Kasım ayının son pazar günü, Londra… Kış fena bastırdı buralarda, konu kış olunca şairin dizelerini hatırlamadan olmaz: “En çok kışın tanırım ben yoksulluğu, kasket altına giyilen yazlık ceketlerden ve zengin görünsün diye boyna dolanan atkılardan anlarım, derme çatma bacalardan ve is kokularının bulaştığı semtlerden, ateş yakılan pazarlarda donmuş mandalina kabuklarından, hâlâ soba borusu satan kasabalardan, çıra kokularından bilirim, kış yalnızca yoksullara gelir.”

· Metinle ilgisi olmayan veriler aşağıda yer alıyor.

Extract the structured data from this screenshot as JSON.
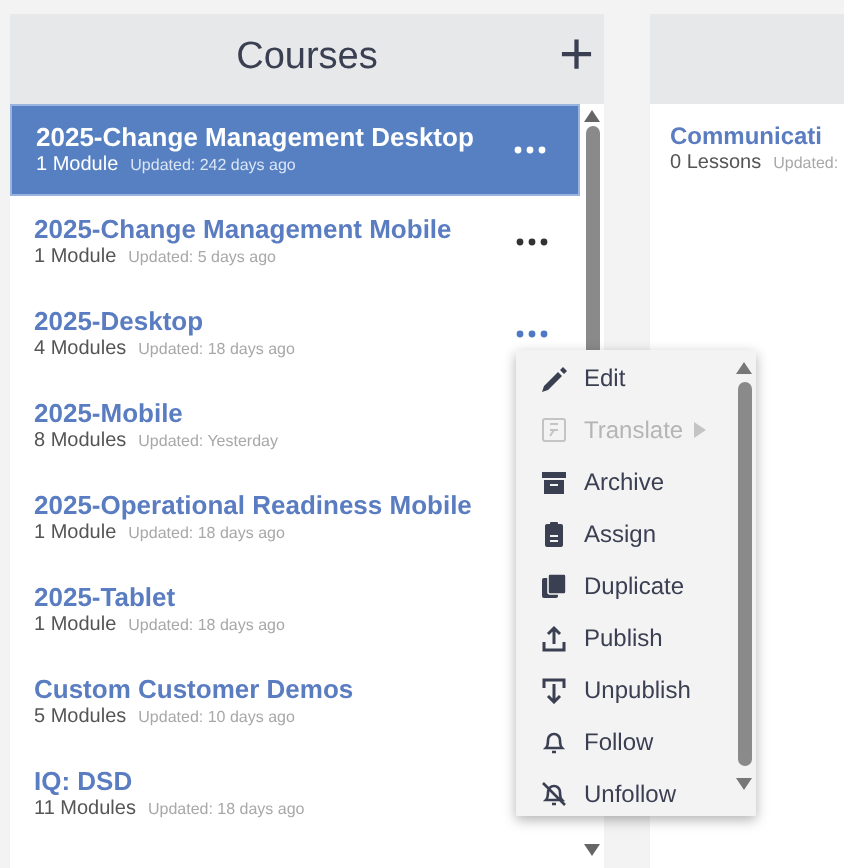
{
  "courses_panel": {
    "title": "Courses",
    "add_button": "+",
    "items": [
      {
        "title": "2025-Change Management Desktop",
        "count": "1 Module",
        "updated": "Updated: 242 days ago",
        "selected": true,
        "actions_visible": true,
        "menu_open": false
      },
      {
        "title": "2025-Change Management Mobile",
        "count": "1 Module",
        "updated": "Updated: 5 days ago",
        "selected": false,
        "actions_visible": true,
        "menu_open": false
      },
      {
        "title": "2025-Desktop",
        "count": "4 Modules",
        "updated": "Updated: 18 days ago",
        "selected": false,
        "actions_visible": true,
        "menu_open": true
      },
      {
        "title": "2025-Mobile",
        "count": "8 Modules",
        "updated": "Updated: Yesterday",
        "selected": false,
        "actions_visible": false
      },
      {
        "title": "2025-Operational Readiness Mobile",
        "count": "1 Module",
        "updated": "Updated: 18 days ago",
        "selected": false,
        "actions_visible": false
      },
      {
        "title": "2025-Tablet",
        "count": "1 Module",
        "updated": "Updated: 18 days ago",
        "selected": false,
        "actions_visible": false
      },
      {
        "title": "Custom Customer Demos",
        "count": "5 Modules",
        "updated": "Updated: 10 days ago",
        "selected": false,
        "actions_visible": false
      },
      {
        "title": "IQ: DSD",
        "count": "11 Modules",
        "updated": "Updated: 18 days ago",
        "selected": false,
        "actions_visible": false
      }
    ]
  },
  "context_menu": {
    "items": [
      {
        "label": "Edit",
        "disabled": false
      },
      {
        "label": "Translate",
        "disabled": true,
        "submenu": true
      },
      {
        "label": "Archive",
        "disabled": false
      },
      {
        "label": "Assign",
        "disabled": false
      },
      {
        "label": "Duplicate",
        "disabled": false
      },
      {
        "label": "Publish",
        "disabled": false
      },
      {
        "label": "Unpublish",
        "disabled": false
      },
      {
        "label": "Follow",
        "disabled": false
      },
      {
        "label": "Unfollow",
        "disabled": false
      }
    ]
  },
  "modules_panel": {
    "items": [
      {
        "title": "Communicati",
        "count": "0 Lessons",
        "updated": "Updated:"
      }
    ]
  }
}
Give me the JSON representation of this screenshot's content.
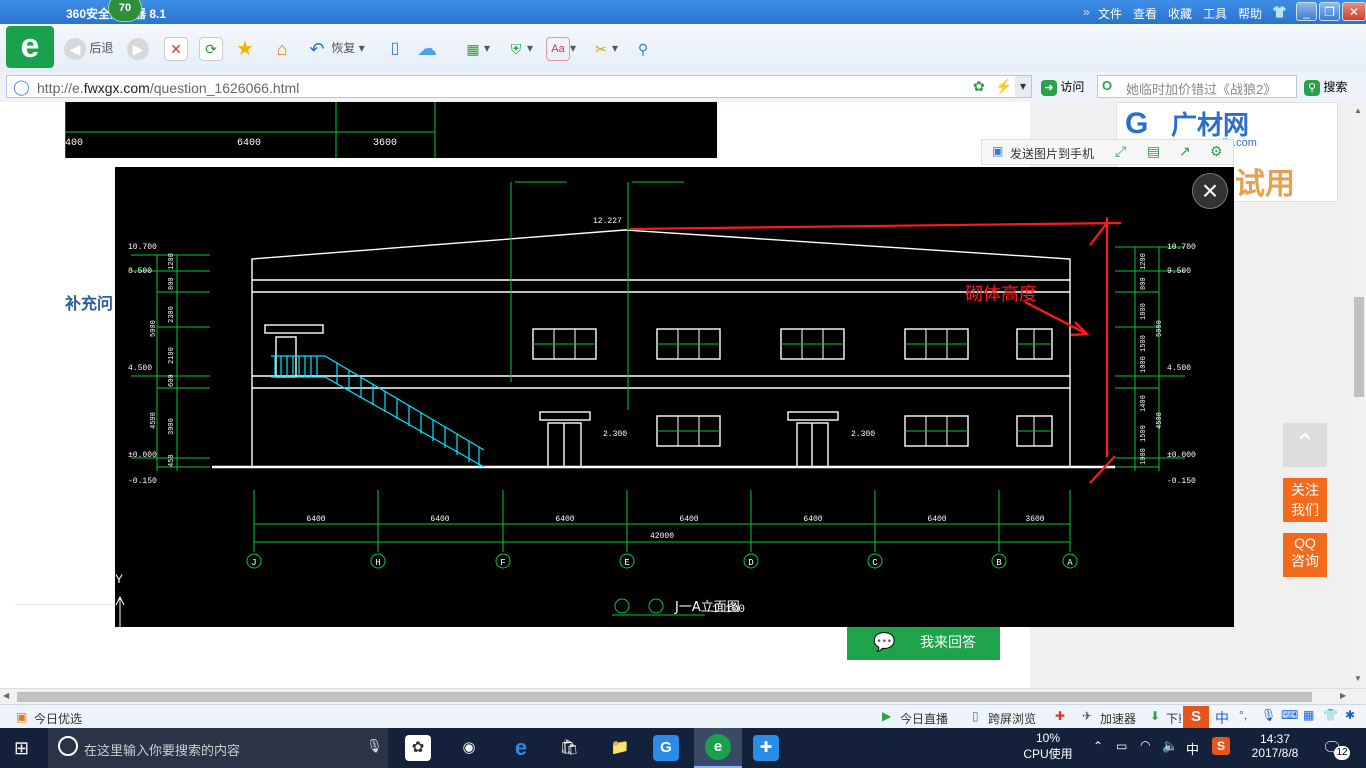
{
  "browser": {
    "title": "360安全浏览器 8.1",
    "badge": "70",
    "menu": [
      "文件",
      "查看",
      "收藏",
      "工具",
      "帮助"
    ],
    "window_buttons": {
      "minimize": "_",
      "maximize": "❐",
      "close": "✕"
    }
  },
  "toolbar": {
    "back_label": "后退",
    "restore_label": "恢复"
  },
  "address_bar": {
    "url_prefix": "http://e.",
    "url_domain": "fwxgx.com",
    "url_path": "/question_1626066.html",
    "visit_label": "访问",
    "search_placeholder": "她临时加价错过《战狼2》",
    "search_label": "搜索"
  },
  "page": {
    "partial_label": "补充问",
    "ad_brand": "广材网",
    "ad_domain": "djc.com",
    "ad_trial": "试用",
    "answer_button": "我来回答",
    "image_toolbar": {
      "send_to_phone": "发送图片到手机"
    },
    "side_buttons": {
      "follow": [
        "关注",
        "我们"
      ],
      "qq": [
        "QQ",
        "咨询"
      ]
    },
    "top_drawing_dims": [
      "400",
      "6400",
      "3600"
    ]
  },
  "drawing": {
    "ridge_elev": "12.227",
    "left_elevs": [
      "10.700",
      "8.500",
      "4.500",
      "±0.000",
      "-0.150"
    ],
    "right_elevs": [
      "10.700",
      "9.500",
      "4.500",
      "±0.000",
      "-0.150"
    ],
    "left_segments": [
      "1200",
      "800",
      "2300",
      "5000",
      "2100",
      "600",
      "4500",
      "3900",
      "450"
    ],
    "right_segments": [
      "1200",
      "800",
      "1800",
      "5000",
      "1500",
      "1000",
      "1400",
      "4500",
      "1500",
      "1000"
    ],
    "bottom_dims": [
      "6400",
      "6400",
      "6400",
      "6400",
      "6400",
      "6400",
      "3600"
    ],
    "total_dim": "42000",
    "axes": [
      "J",
      "H",
      "F",
      "E",
      "D",
      "C",
      "B",
      "A"
    ],
    "canopy_elevs": [
      "2.300",
      "2.300"
    ],
    "annotation": "砌体高度",
    "drawing_title": "J一A立面图",
    "scale": "1:100",
    "ucs_label": "Y"
  },
  "statusbar": {
    "left": "今日优选",
    "items": [
      "今日直播",
      "跨屏浏览",
      "加速器",
      "下载"
    ]
  },
  "taskbar": {
    "search_placeholder": "在这里输入你要搜索的内容",
    "cpu_percent": "10%",
    "cpu_label": "CPU使用",
    "ime": "中",
    "time": "14:37",
    "date": "2017/8/8",
    "notifications": "12"
  },
  "colors": {
    "accent": "#2a73cf",
    "cad_green": "#00cc33",
    "cad_cyan": "#00e5ff",
    "markup_red": "#ff1a1a",
    "side_orange": "#f26a1b"
  }
}
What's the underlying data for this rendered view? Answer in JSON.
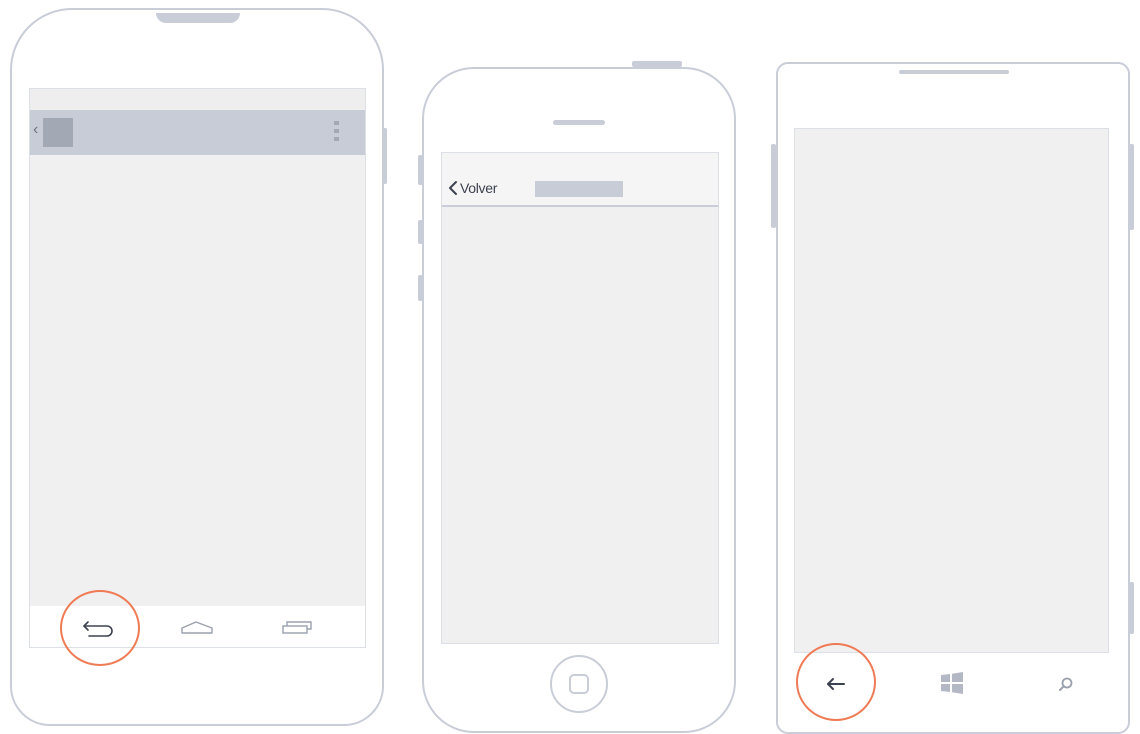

Dönelim futbola, sezona Arsenal galibiyeti ile iyi başlangıç yapan ama son maçlarda düşüşe geçen Brentford evinde kendisi gibi sonbahar hüsranını yasayan Everton karşısında. Ligde en son hayatın siyah beyaz olduğu, iki takımın da 2. Lig’de mücadele ettiği zamanlarda, 1954 senesinde karşılamışlar, Everton rakibini yarım düzineyle uğurlamış. En son 2010’da Lig Kupası’nda karşılaştılar, Brentford penaltı atışları sonunda kazandı. Ev sahibi son beş maçından sadece bir puan çıkarabildi, ligde 14. sırada. Everton son altı maçından sadece iki puan çıkarırken Tottenham ve Manchester United’a karşı sahadan beraberlikle ayrıldı. Son zamanlardaki kötü gidişte, sakatlıkları nedeniyle sahadan uzak kalan 7 as oyuncusunun, golcüleri Calvert-Lewin’in sakatlığının payı büyük. Geçen sezonun başından beri onun olmadığı maçların ancak yüzde 21’ini kazanabildiler, onun olmadığı maçlarda gol yollarında kısırlıkları aşikâr. Ancak Londra deplasmanları yarıyor mavili takıma, son altı Londra deplasmanından beş galibiyetle ayrıldılar. Takımın etkili oyuncusu Richarlison beşinci sarı kartını aldıktan sonra cezası nedeniyle kadroda yer almıyor. Brentford evinde cömert takımlardan, evlerinde oynadıkları son altı maçın sadece birinde sahadan üç puanla ayrıdırlar, evlerinde tek galibiyetleri Arsenal’e karşı. Sezonun ilk yarısında ligin ağır topları Chelsea, Liverpool, Arsenal ve Leicester ile kendi sahasında karşılaştılar, haliyle sezonda daha zorlu bir ikinci devre bekliyor.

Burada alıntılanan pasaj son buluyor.